The Lord Giveth and the Lord Taketh Away

St. Peter Claver Catholic Church is located at the northeast corner of Jefferson and Fourth streets in Lexington’s Northside neighborhood. On November 6, 2015, the demolition permit was issued for this holy place.

But we knew it was coming.

The demolition is part of Phase II of a rehabilitation of the campus for this parish which dates to the 1880s. According to an April 1907 edition of the Lexington Leader, a “Catholic Church for the Negroes in Lexington is now under organization [and] a chapel has been secured in the colored Catholic school on West Fourth street, near Jefferson, and it will be opened within a short time.” Previously, space was reserved “in the local Catholic Church for the colored people to worship.”

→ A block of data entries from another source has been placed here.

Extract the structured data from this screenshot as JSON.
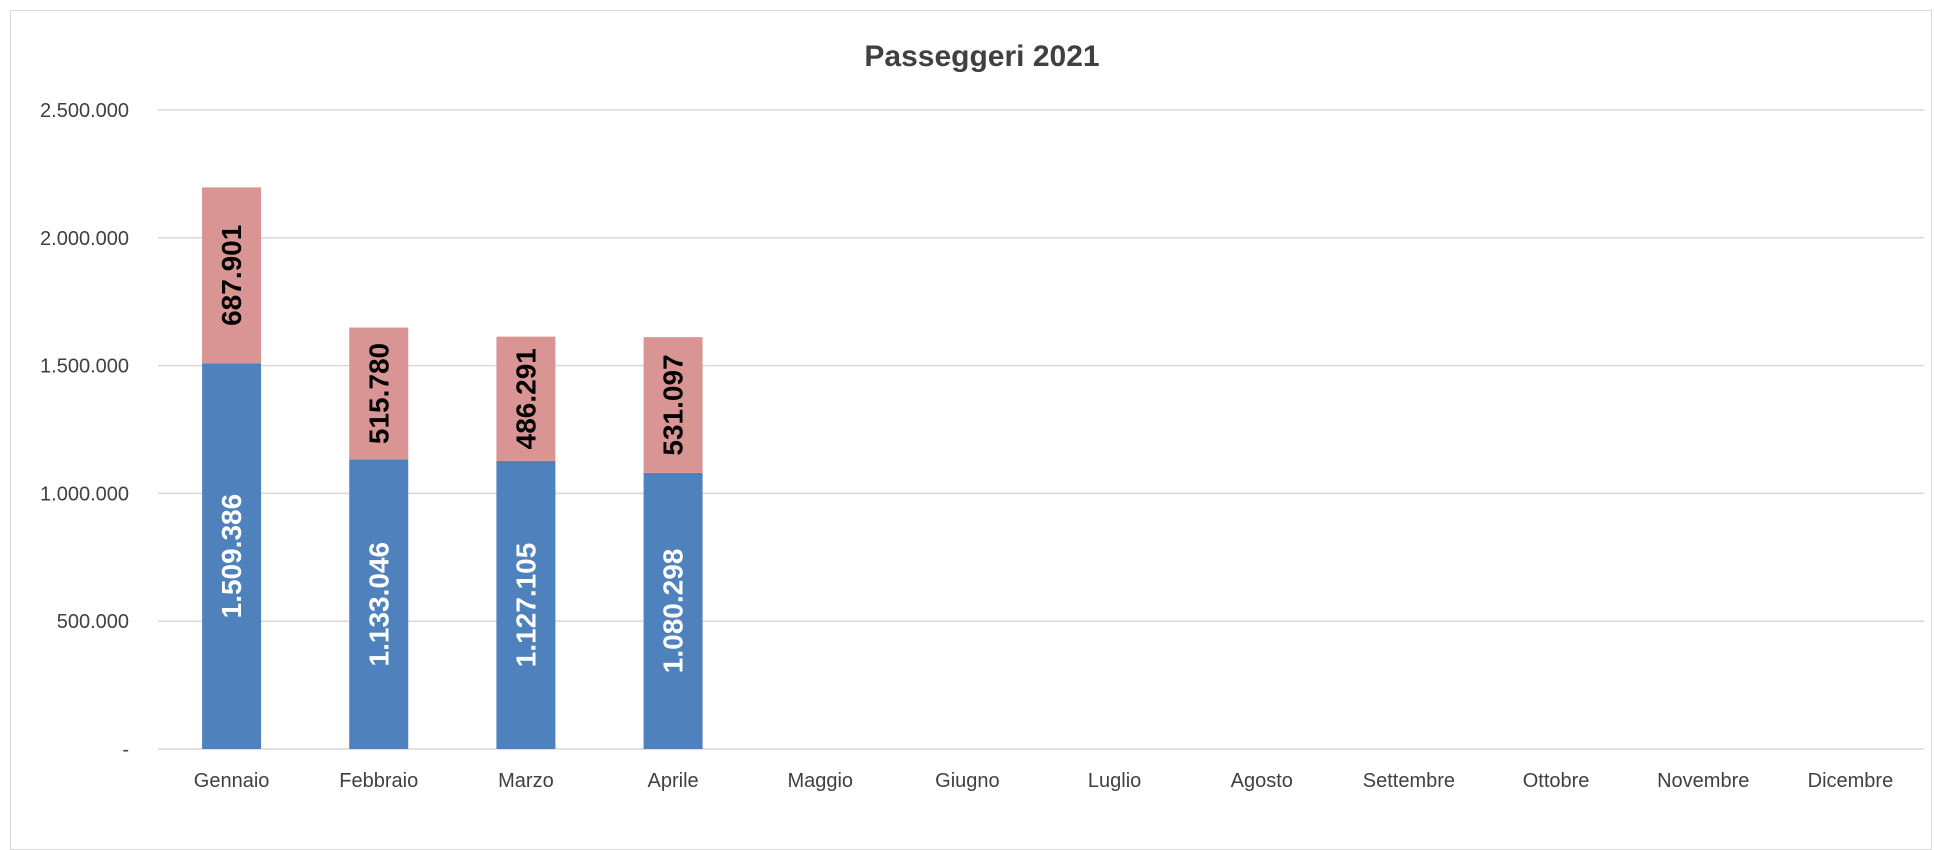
{
  "chart_data": {
    "type": "bar",
    "stacked": true,
    "title": "Passeggeri 2021",
    "categories": [
      "Gennaio",
      "Febbraio",
      "Marzo",
      "Aprile",
      "Maggio",
      "Giugno",
      "Luglio",
      "Agosto",
      "Settembre",
      "Ottobre",
      "Novembre",
      "Dicembre"
    ],
    "series": [
      {
        "values": [
          1509386,
          1133046,
          1127105,
          1080298,
          null,
          null,
          null,
          null,
          null,
          null,
          null,
          null
        ],
        "labels": [
          "1.509.386",
          "1.133.046",
          "1.127.105",
          "1.080.298"
        ],
        "color": "#4f81bd",
        "label_color": "#ffffff"
      },
      {
        "values": [
          687901,
          515780,
          486291,
          531097,
          null,
          null,
          null,
          null,
          null,
          null,
          null,
          null
        ],
        "labels": [
          "687.901",
          "515.780",
          "486.291",
          "531.097"
        ],
        "color": "#d99594",
        "label_color": "#000000"
      }
    ],
    "ylim": [
      0,
      2500000
    ],
    "yticks": [
      0,
      500000,
      1000000,
      1500000,
      2000000,
      2500000
    ],
    "ytick_labels": [
      "-",
      "500.000",
      "1.000.000",
      "1.500.000",
      "2.000.000",
      "2.500.000"
    ],
    "grid": true,
    "legend": "none"
  }
}
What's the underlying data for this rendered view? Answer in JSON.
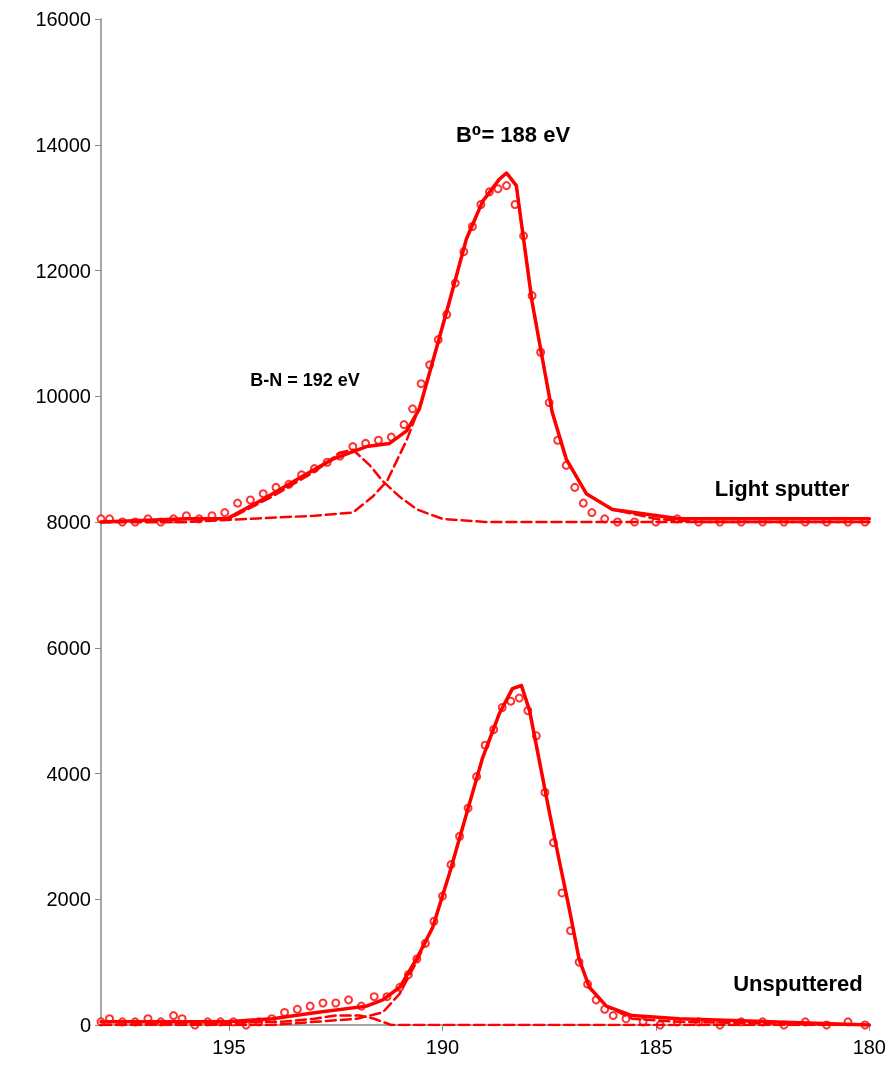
{
  "chart_data": {
    "type": "line",
    "xlim": [
      198,
      180
    ],
    "xticks": [
      195,
      190,
      185,
      180
    ],
    "ylim": [
      0,
      16000
    ],
    "yticks": [
      0,
      2000,
      4000,
      6000,
      8000,
      10000,
      12000,
      14000,
      16000
    ],
    "annotations": [
      "B⁰= 188 eV",
      "B-N = 192 eV",
      "Light sputter",
      "Unsputtered"
    ],
    "series": [
      {
        "type": "scatter",
        "marker": "circle",
        "color": "#ff0000",
        "x": [
          198,
          197.8,
          197.5,
          197.2,
          196.9,
          196.6,
          196.3,
          196.0,
          195.7,
          195.4,
          195.1,
          194.8,
          194.5,
          194.2,
          193.9,
          193.6,
          193.3,
          193.0,
          192.7,
          192.4,
          192.1,
          191.8,
          191.5,
          191.2,
          190.9,
          190.7,
          190.5,
          190.3,
          190.1,
          189.9,
          189.7,
          189.5,
          189.3,
          189.1,
          188.9,
          188.7,
          188.5,
          188.3,
          188.1,
          187.9,
          187.7,
          187.5,
          187.3,
          187.1,
          186.9,
          186.7,
          186.5,
          186.2,
          185.9,
          185.5,
          185.0,
          184.5,
          184.0,
          183.5,
          183.0,
          182.5,
          182.0,
          181.5,
          181.0,
          180.5,
          180.1
        ],
        "values": [
          8050,
          8050,
          8000,
          8000,
          8050,
          8000,
          8050,
          8100,
          8050,
          8100,
          8150,
          8300,
          8350,
          8450,
          8550,
          8600,
          8750,
          8850,
          8950,
          9050,
          9200,
          9250,
          9300,
          9350,
          9550,
          9800,
          10200,
          10500,
          10900,
          11300,
          11800,
          12300,
          12700,
          13050,
          13250,
          13300,
          13350,
          13050,
          12550,
          11600,
          10700,
          9900,
          9300,
          8900,
          8550,
          8300,
          8150,
          8050,
          8000,
          8000,
          8000,
          8050,
          8000,
          8000,
          8000,
          8000,
          8000,
          8000,
          8000,
          8000,
          8000
        ]
      },
      {
        "line_style": "solid",
        "color": "#ff0000",
        "x": [
          198,
          196,
          195.05,
          194.1,
          193.35,
          192.57,
          191.78,
          191.24,
          190.84,
          190.54,
          190.23,
          189.84,
          189.44,
          189.06,
          188.67,
          188.5,
          188.27,
          188.13,
          187.9,
          187.66,
          187.43,
          187.1,
          186.63,
          186.02,
          184.46,
          180
        ],
        "values": [
          8000,
          8050,
          8050,
          8400,
          8700,
          9000,
          9200,
          9250,
          9450,
          9800,
          10550,
          11500,
          12500,
          13100,
          13450,
          13550,
          13350,
          12650,
          11500,
          10600,
          9750,
          9000,
          8450,
          8200,
          8050,
          8050
        ]
      },
      {
        "line_style": "dashed",
        "color": "#ff0000",
        "x": [
          198,
          196,
          195,
          194,
          193,
          192.4,
          192.1,
          191.7,
          191.4,
          191,
          190.6,
          190,
          189,
          180
        ],
        "values": [
          8000,
          8000,
          8050,
          8400,
          8800,
          9100,
          9150,
          8900,
          8650,
          8400,
          8200,
          8050,
          8000,
          8000
        ]
      },
      {
        "line_style": "dashed",
        "color": "#ff0000",
        "x": [
          198,
          196,
          194.5,
          193,
          192.1,
          191.64,
          191.3,
          190.84,
          190.5,
          190.23,
          189.84,
          189.44,
          189.06,
          188.67,
          188.5,
          188.27,
          188.13,
          187.9,
          187.66,
          187.43,
          187.1,
          186.63,
          186.02,
          185,
          184,
          180
        ],
        "values": [
          8000,
          8000,
          8050,
          8100,
          8150,
          8400,
          8650,
          9300,
          9900,
          10550,
          11500,
          12500,
          13100,
          13450,
          13550,
          13350,
          12650,
          11500,
          10600,
          9750,
          9000,
          8450,
          8200,
          8050,
          8000,
          8000
        ]
      },
      {
        "type": "scatter",
        "marker": "circle",
        "color": "#ff0000",
        "x": [
          198,
          197.8,
          197.5,
          197.2,
          196.9,
          196.6,
          196.3,
          196.1,
          195.8,
          195.5,
          195.2,
          194.9,
          194.6,
          194.3,
          194.0,
          193.7,
          193.4,
          193.1,
          192.8,
          192.5,
          192.2,
          191.9,
          191.6,
          191.3,
          191.0,
          190.8,
          190.6,
          190.4,
          190.2,
          190.0,
          189.8,
          189.6,
          189.4,
          189.2,
          189.0,
          188.8,
          188.6,
          188.4,
          188.2,
          188.0,
          187.8,
          187.6,
          187.4,
          187.2,
          187.0,
          186.8,
          186.6,
          186.4,
          186.2,
          186.0,
          185.7,
          185.3,
          184.9,
          184.5,
          184.0,
          183.5,
          183.0,
          182.5,
          182.0,
          181.5,
          181.0,
          180.5,
          180.1
        ],
        "values": [
          50,
          100,
          50,
          50,
          100,
          50,
          150,
          100,
          0,
          50,
          50,
          50,
          0,
          50,
          100,
          200,
          250,
          300,
          350,
          350,
          400,
          300,
          450,
          450,
          600,
          800,
          1050,
          1300,
          1650,
          2050,
          2550,
          3000,
          3450,
          3950,
          4450,
          4700,
          5050,
          5150,
          5200,
          5000,
          4600,
          3700,
          2900,
          2100,
          1500,
          1000,
          650,
          400,
          250,
          150,
          100,
          50,
          0,
          50,
          50,
          0,
          50,
          50,
          0,
          50,
          0,
          50,
          0
        ]
      },
      {
        "line_style": "solid",
        "color": "#ff0000",
        "x": [
          198,
          195.03,
          193.98,
          192.95,
          191.78,
          191.4,
          191.0,
          190.61,
          190.23,
          189.84,
          189.44,
          189.06,
          188.67,
          188.36,
          188.15,
          187.96,
          187.73,
          187.5,
          187.26,
          187.03,
          186.8,
          186.56,
          186.16,
          185.56,
          184.46,
          180
        ],
        "values": [
          50,
          50,
          100,
          200,
          300,
          400,
          600,
          1050,
          1550,
          2400,
          3350,
          4250,
          4950,
          5350,
          5400,
          5000,
          4200,
          3400,
          2600,
          1850,
          1050,
          600,
          300,
          150,
          100,
          0
        ]
      },
      {
        "line_style": "dashed",
        "color": "#ff0000",
        "x": [
          198,
          193.8,
          193,
          192.5,
          191.94,
          191.6,
          191.2,
          190,
          180
        ],
        "values": [
          0,
          50,
          100,
          150,
          150,
          100,
          0,
          0,
          0
        ]
      },
      {
        "line_style": "dashed",
        "color": "#ff0000",
        "x": [
          198,
          194,
          193,
          192,
          191.4,
          191.0,
          190.61,
          190.23,
          189.84,
          189.44,
          189.06,
          188.67,
          188.36,
          188.15,
          187.96,
          187.73,
          187.5,
          187.26,
          187.03,
          186.8,
          186.56,
          186.16,
          185.56,
          184.46,
          180
        ],
        "values": [
          0,
          0,
          50,
          100,
          200,
          500,
          1000,
          1550,
          2400,
          3350,
          4250,
          4950,
          5350,
          5400,
          5000,
          4200,
          3400,
          2600,
          1850,
          1050,
          600,
          300,
          100,
          50,
          0
        ]
      }
    ]
  }
}
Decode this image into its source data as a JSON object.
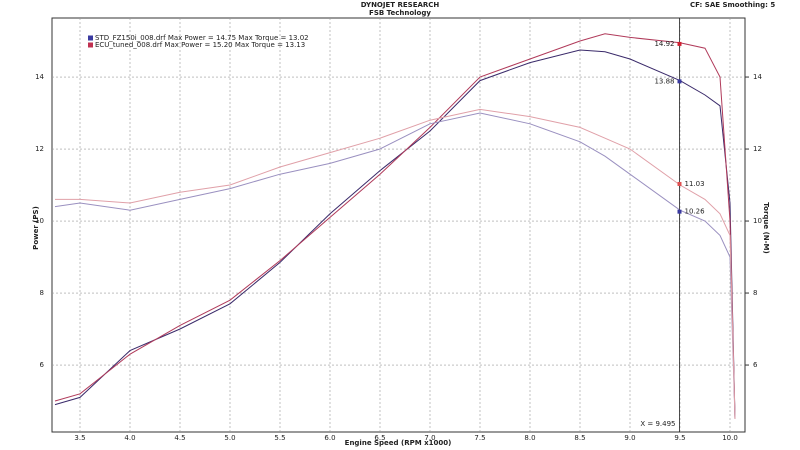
{
  "chart_data": {
    "type": "line",
    "title": "DYNOJET RESEARCH",
    "subtitle": "FSB Technology",
    "corner_note": "CF: SAE  Smoothing: 5",
    "x_label": "Engine Speed (RPM x1000)",
    "y_label": "Power (PS)",
    "y2_label": "Torque (N-M)",
    "legend": [
      {
        "label": "STD_FZ150i_008.drf Max Power = 14.75   Max Torque = 13.02",
        "color": "#3a3aa0"
      },
      {
        "label": "ECU_tuned_008.drf Max Power = 15.20   Max Torque = 13.13",
        "color": "#c03050"
      }
    ],
    "x": [
      3.25,
      3.5,
      4.0,
      4.5,
      5.0,
      5.5,
      6.0,
      6.5,
      7.0,
      7.5,
      8.0,
      8.5,
      8.75,
      9.0,
      9.5,
      9.75,
      9.9,
      10.0,
      10.05
    ],
    "series": [
      {
        "color": "#3a2a6a",
        "values": [
          4.9,
          5.1,
          6.4,
          7.0,
          7.7,
          8.85,
          10.2,
          11.4,
          12.5,
          13.9,
          14.4,
          14.75,
          14.7,
          14.5,
          13.9,
          13.5,
          13.2,
          10.5,
          4.5
        ],
        "cursor_value": 13.88,
        "marker_color": "#3a3aa0"
      },
      {
        "color": "#b03a5a",
        "values": [
          5.0,
          5.2,
          6.3,
          7.1,
          7.8,
          8.9,
          10.1,
          11.3,
          12.6,
          14.0,
          14.5,
          15.0,
          15.2,
          15.1,
          14.95,
          14.8,
          14.0,
          10.0,
          4.5
        ],
        "cursor_value": 14.92,
        "marker_color": "#d02030"
      },
      {
        "color": "#9a90c0",
        "axis": "y2",
        "values": [
          10.4,
          10.5,
          10.3,
          10.6,
          10.9,
          11.3,
          11.6,
          12.0,
          12.7,
          13.0,
          12.7,
          12.2,
          11.8,
          11.3,
          10.3,
          10.0,
          9.6,
          9.0,
          4.5
        ],
        "cursor_value": 10.26,
        "marker_color": "#3a3aa0"
      },
      {
        "color": "#e0a0a8",
        "axis": "y2",
        "values": [
          10.6,
          10.6,
          10.5,
          10.8,
          11.0,
          11.5,
          11.9,
          12.3,
          12.8,
          13.1,
          12.9,
          12.6,
          12.3,
          12.0,
          11.0,
          10.6,
          10.2,
          9.6,
          4.5
        ],
        "cursor_value": 11.03,
        "marker_color": "#e05050"
      }
    ],
    "cursor": {
      "value": 9.495,
      "label": "X = 9.495"
    },
    "xlim": [
      3.22,
      10.15
    ],
    "xticks": [
      3.5,
      {
        "value": 4,
        "label": "4.0"
      },
      4.5,
      {
        "value": 5,
        "label": "5.0"
      },
      5.5,
      {
        "value": 6,
        "label": "6.0"
      },
      6.5,
      {
        "value": 7,
        "label": "7.0"
      },
      7.5,
      {
        "value": 8,
        "label": "8.0"
      },
      8.5,
      {
        "value": 9,
        "label": "9.0"
      },
      9.5,
      {
        "value": 10,
        "label": "10.0"
      }
    ],
    "ylim": [
      4.14,
      15.64
    ],
    "yticks": [
      6,
      8,
      10,
      12,
      14
    ],
    "y2lim": [
      4.14,
      15.64
    ],
    "y2ticks": [
      6,
      8,
      10,
      12,
      14
    ],
    "grid": true
  }
}
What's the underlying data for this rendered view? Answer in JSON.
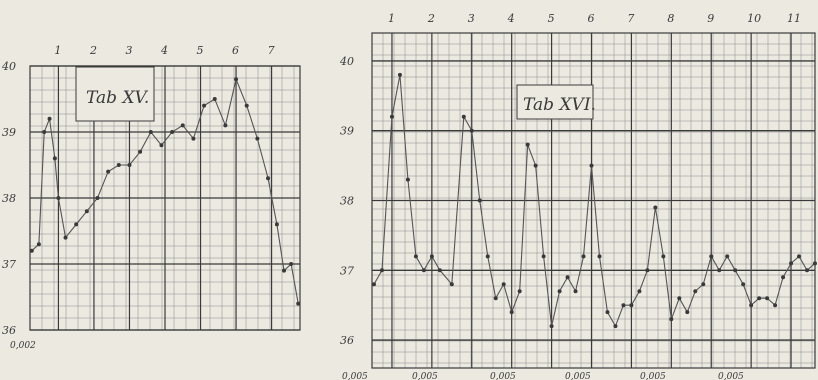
{
  "colors": {
    "paper": "#ece9e1",
    "ink": "#3a3a3a",
    "grid": "#8a8a8a",
    "line": "#555555"
  },
  "chart_data": [
    {
      "type": "line",
      "title": "Tab XV.",
      "xlabel": "",
      "ylabel": "",
      "x_ticks": [
        "1",
        "2",
        "3",
        "4",
        "5",
        "6",
        "7"
      ],
      "y_ticks": [
        "36",
        "37",
        "38",
        "39",
        "40"
      ],
      "ylim": [
        36,
        40
      ],
      "xlim": [
        0.2,
        7.8
      ],
      "grid": true,
      "footnote": "0,002",
      "series": [
        {
          "x": [
            0.25,
            0.45,
            0.6,
            0.75,
            0.9,
            1.0,
            1.2,
            1.5,
            1.8,
            2.1,
            2.4,
            2.7,
            3.0,
            3.3,
            3.6,
            3.9,
            4.2,
            4.5,
            4.8,
            5.1,
            5.4,
            5.7,
            6.0,
            6.3,
            6.6,
            6.9,
            7.15,
            7.35,
            7.55,
            7.75
          ],
          "y": [
            37.2,
            37.3,
            39.0,
            39.2,
            38.6,
            38.0,
            37.4,
            37.6,
            37.8,
            38.0,
            38.4,
            38.5,
            38.5,
            38.7,
            39.0,
            38.8,
            39.0,
            39.1,
            38.9,
            39.4,
            39.5,
            39.1,
            39.8,
            39.4,
            38.9,
            38.3,
            37.6,
            36.9,
            37.0,
            36.4
          ]
        }
      ]
    },
    {
      "type": "line",
      "title": "Tab XVI.",
      "xlabel": "",
      "ylabel": "",
      "x_ticks": [
        "1",
        "2",
        "3",
        "4",
        "5",
        "6",
        "7",
        "8",
        "9",
        "10",
        "11"
      ],
      "y_ticks": [
        "36",
        "37",
        "38",
        "39",
        "40"
      ],
      "ylim": [
        35.6,
        40.4
      ],
      "xlim": [
        0.5,
        11.6
      ],
      "grid": true,
      "footnotes": [
        "0,005",
        "0,005",
        "0,005",
        "0,005",
        "0,005",
        "0,005"
      ],
      "series": [
        {
          "x": [
            0.55,
            0.75,
            1.0,
            1.2,
            1.4,
            1.6,
            1.8,
            2.0,
            2.2,
            2.5,
            2.8,
            3.0,
            3.2,
            3.4,
            3.6,
            3.8,
            4.0,
            4.2,
            4.4,
            4.6,
            4.8,
            5.0,
            5.2,
            5.4,
            5.6,
            5.8,
            6.0,
            6.2,
            6.4,
            6.6,
            6.8,
            7.0,
            7.2,
            7.4,
            7.6,
            7.8,
            8.0,
            8.2,
            8.4,
            8.6,
            8.8,
            9.0,
            9.2,
            9.4,
            9.6,
            9.8,
            10.0,
            10.2,
            10.4,
            10.6,
            10.8,
            11.0,
            11.2,
            11.4,
            11.6
          ],
          "y": [
            36.8,
            37.0,
            39.2,
            39.8,
            38.3,
            37.2,
            37.0,
            37.2,
            37.0,
            36.8,
            39.2,
            39.0,
            38.0,
            37.2,
            36.6,
            36.8,
            36.4,
            36.7,
            38.8,
            38.5,
            37.2,
            36.2,
            36.7,
            36.9,
            36.7,
            37.2,
            38.5,
            37.2,
            36.4,
            36.2,
            36.5,
            36.5,
            36.7,
            37.0,
            37.9,
            37.2,
            36.3,
            36.6,
            36.4,
            36.7,
            36.8,
            37.2,
            37.0,
            37.2,
            37.0,
            36.8,
            36.5,
            36.6,
            36.6,
            36.5,
            36.9,
            37.1,
            37.2,
            37.0,
            37.1
          ]
        }
      ]
    }
  ]
}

In Phase One, the ca. 1913 parish school was renovated earning high marks and awards from historic preservationists. Now, in Phase Two, the church builing (mid-20th century) is being demolished to make way for a larger sanctuary.

Although in 1995, the Diocese cut the number of priests at the three downtown parishes from 3 to 2, the St. Peter Claver Catholic Church has been bursting at the seams. The new facility will have seating for 450, up from about 250. It is a growing parish that is serving the needs of its community.

Saint Peter Claver was a Jesuit priest. A Spanish native who immigrated to present-day Columbia in 1610. Among other things, he is the patron saint of race relations and ministry to African-Americans. He was canonized in in 1888 by Pope Leo XIII.